According to Spokane Police Department policy, “an officer should not carry a handgun to a place or event where he/she anticipates consuming alcohol.”

Olsen is known to frequent the bar: “I know him. He’s a regular,” said bar manager Joe Labish. Olsen’s drink of choice: “Jack (Daniels) and Coke.”

Olsen volunteered a blood sample when Monday’s investigation began, Reagan confirmed Monday night. It’s unknown whether he was under the influence of alcohol when the shooting occurred.

Labish said Dempsey’s closed at 2 a.m.

According to investigators, the incident began about 3:30 a.m., when Olsen and a woman used her car to chase the suspected truck thief to the 1200 block of West Riverside Avenue, where the truck was abandoned. Olsen fired his gun at the man as he ran down an embankment into the Peaceful Valley neighborhood. After being injured, the man pounded on a door in the 1400 block of West Clarke, at the bottom of the hill near Main Avenue. The resident called 911 at 3:43 a.m.

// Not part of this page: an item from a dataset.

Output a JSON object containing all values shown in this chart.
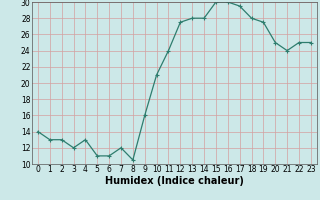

The woman who was with Olsen, for unknown reasons, moved Olsen’s truck from Riverside to Main, near where the shooting occurred, Reagan said. Olsen’s truck was towed to a Sheriff’s Office garage, where it will be searched this week.

“Officer Olsen and his attorney were cooperating with the investigation,” Reagan said.

This is the second time in less than two years that Olsen has been in the news. In September 2005, neighbors living near 112 W. Montgomery Ave. were frustrated by frequent drug activity at a home owned by the police officer.

Dennis “DJ” Jones was convicted of selling drugs out of one of the five apartment units in the converted house. Olsen said he had no knowledge of the illegal activity.

Spokane police Officer Jennifer DeRuwe said there was an internal investigation into whether Olsen had done anything improper. It was unclear Monday what that investigation turned up.